When performing the microtomographic image analysis, it was observed that the scaffold was adapted adequately to the size and shape of the bone defect. Moreover, the bone mineral density showed that the scaffold allowed the formation of novo mineralized tissue within the size critical defect, having similar results between the experimental group where the scaffold was implanted without the DPSC cells, compared to the group where the scaffold was implanted with the DPSC cells. On the other hands, up to 30 days, there were significant BMD differences in the adjacent bone between experimental groups. However, at day 90, there were no significant differences, which suggests that in the first days, the cells could have migrated toward the native bone area.

Considering another approach, it is suggested that the differentiation process of DPSC cells to bone lineage occurs in a long time compared to host mesenchymal stem cells because the bone lineage is not their priority cell destination for DPSC cells. However, the results also suggest that we would observe a more significant amount of novo tissue with a BMD similar to the native tissue in a longer study time.

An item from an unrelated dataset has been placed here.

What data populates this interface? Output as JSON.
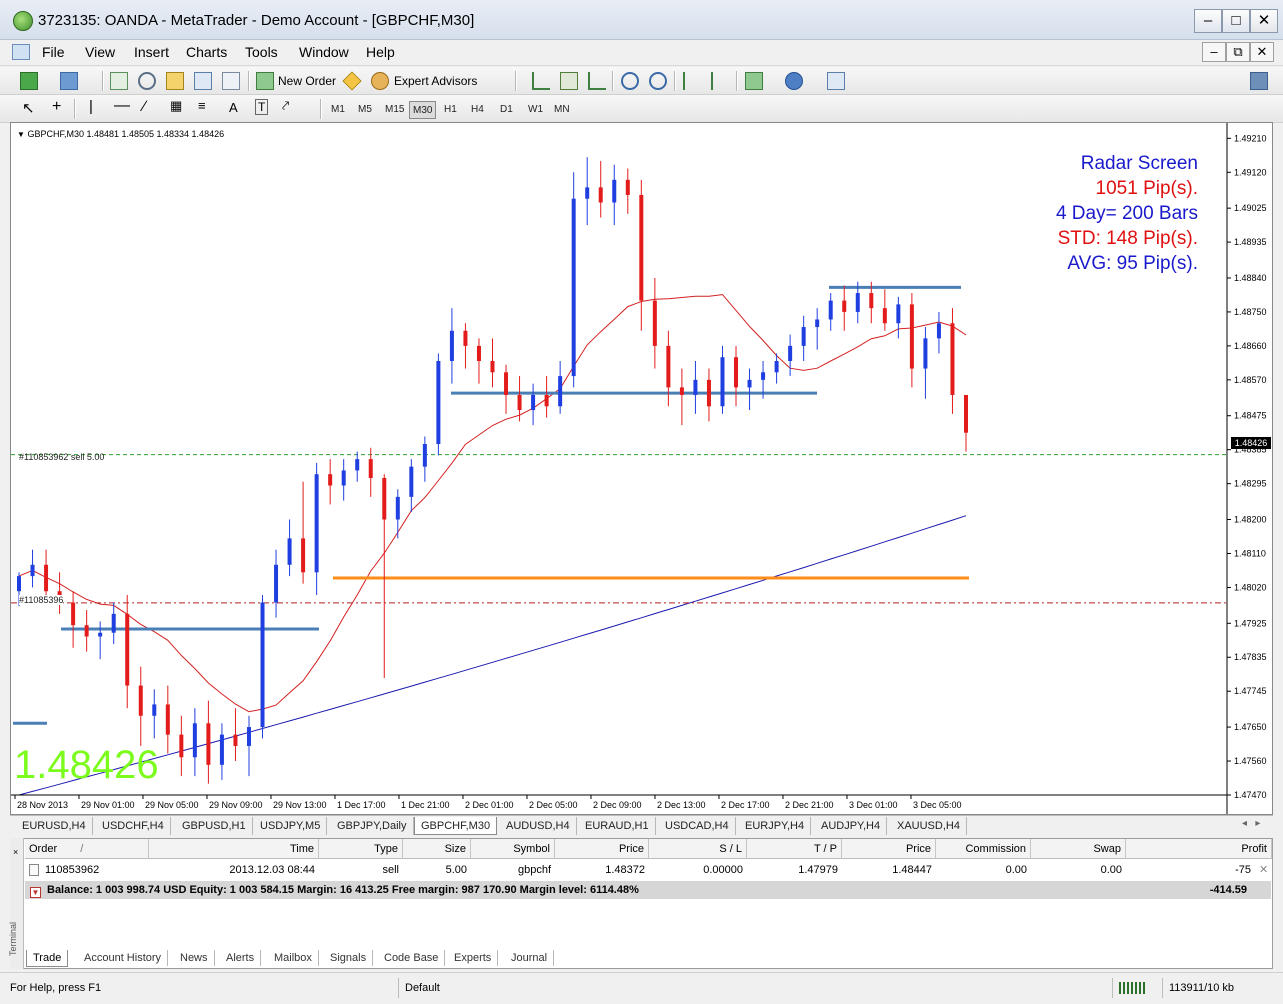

According to the results, it was observed that at 90 days, the BMD in the novo tissue of both experimental groups decreased, possibly because the tissue that is being formed may be in the process of bone remodeling, which is a physiological process that takes place during bone regeneration. This process consists of the reabsorption of the clot, replaced by granulation tissue, and this stage is characterized by cellular mobilization and vascular growth mediated by angiopoietins and different vascular endothelial growth factors (VEGFs); also a considerable activity of macrophages and osteoclasts is responsible for removing and reabsorbing soft and hard tissue residues, for being gradually replaced by bone tissue (Ref 28). However, it is necessary to carry out complementary studies, such as histological and immunohistochemical analysis, to confirm that new tissue has the anatomical characteristics of bone tissue.

Conclusions

It is feasible to design custom constructs based on microtomographic images, which can be printed with a pore size suitable for DPSC. The 3D-printed constructs are considered biocompatible as they promoted good cell viability. The construct printed in 3D precisely to the size of the defects allowed no adverse reaction, confirming its biocompatibility. The 3D-printed construct could be considered osteoconductive, allowing novo tissue formation in the area of the defect. The novo tissue did not present a significant difference in BMD between both groups; however, it is not far from the BMD of the border, which makes it possible to postulate that in future approaches, these constructs could be seeded with stem cells, previously induced to bone lineage, enhancing the outcome of the regeneration process. It is important to mention that molecular studies are needed to verify a possible differentiation process of the DPSC cells to the bone lineage and a histological evaluation of the novo tissue.